Consider the question Does torture work well as an interrogation technique? on Skeptics. Is this a brilliant question? Is it even an original question? No, it’s just a mundane grain of sand question that could have been asked by anyone at any time. What makes it remarkable is the incredible answer on that question by Larian LeQuella with over 100 upvotes.
Sand, meet pearl.
(Emphasis and link original.)
It doesn't take much skill to have a problem. It does take some skill to communicate effectively about a problem.
It takes some skill to solve a problem. It takes quite a lot of skill to solve a problem well, write the solution out, describe how the solution works and explain why the solution is better than other solutions.

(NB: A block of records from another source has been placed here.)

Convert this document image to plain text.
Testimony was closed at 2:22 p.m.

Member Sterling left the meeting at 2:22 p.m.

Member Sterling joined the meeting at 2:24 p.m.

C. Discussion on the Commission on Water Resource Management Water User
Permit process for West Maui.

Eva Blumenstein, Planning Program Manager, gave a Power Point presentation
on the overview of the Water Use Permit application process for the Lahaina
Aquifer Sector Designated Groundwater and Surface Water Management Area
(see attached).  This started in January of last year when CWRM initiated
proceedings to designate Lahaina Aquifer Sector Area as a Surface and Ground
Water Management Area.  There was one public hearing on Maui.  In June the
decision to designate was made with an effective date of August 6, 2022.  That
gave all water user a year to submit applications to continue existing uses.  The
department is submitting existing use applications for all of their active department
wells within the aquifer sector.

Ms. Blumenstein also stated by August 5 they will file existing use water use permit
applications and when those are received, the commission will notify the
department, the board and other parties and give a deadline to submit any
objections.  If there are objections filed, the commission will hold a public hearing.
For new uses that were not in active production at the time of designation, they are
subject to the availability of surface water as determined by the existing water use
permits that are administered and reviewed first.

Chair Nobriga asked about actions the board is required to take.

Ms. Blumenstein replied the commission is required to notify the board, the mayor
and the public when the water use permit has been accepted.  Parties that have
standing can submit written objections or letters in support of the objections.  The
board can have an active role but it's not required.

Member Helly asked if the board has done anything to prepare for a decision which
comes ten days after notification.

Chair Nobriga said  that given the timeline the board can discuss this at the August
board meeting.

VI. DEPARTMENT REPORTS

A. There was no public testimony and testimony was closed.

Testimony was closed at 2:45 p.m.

The weighting seems about right to me.
EDIT: adding a completely unscientific diagram to illustrate and support my comment. It's based on my own observations, not any real data.
[--Worthless junk---------------------------------------------Pearl of Lao Tzu--]
(---Typical question quality---)
(---Typical answer quality---)
Note also that the system awards a badge, Reversal, that honors great answers to terrible questions. Producing an answer like that is an achievement, after all. There's no such recognition for great questions that get only terrible answers. Those are just reminders that the system has failed.
* Never heard of the Pearl of Lao Tzu? Neither had I, until I was writing this answer. See Wikipedia.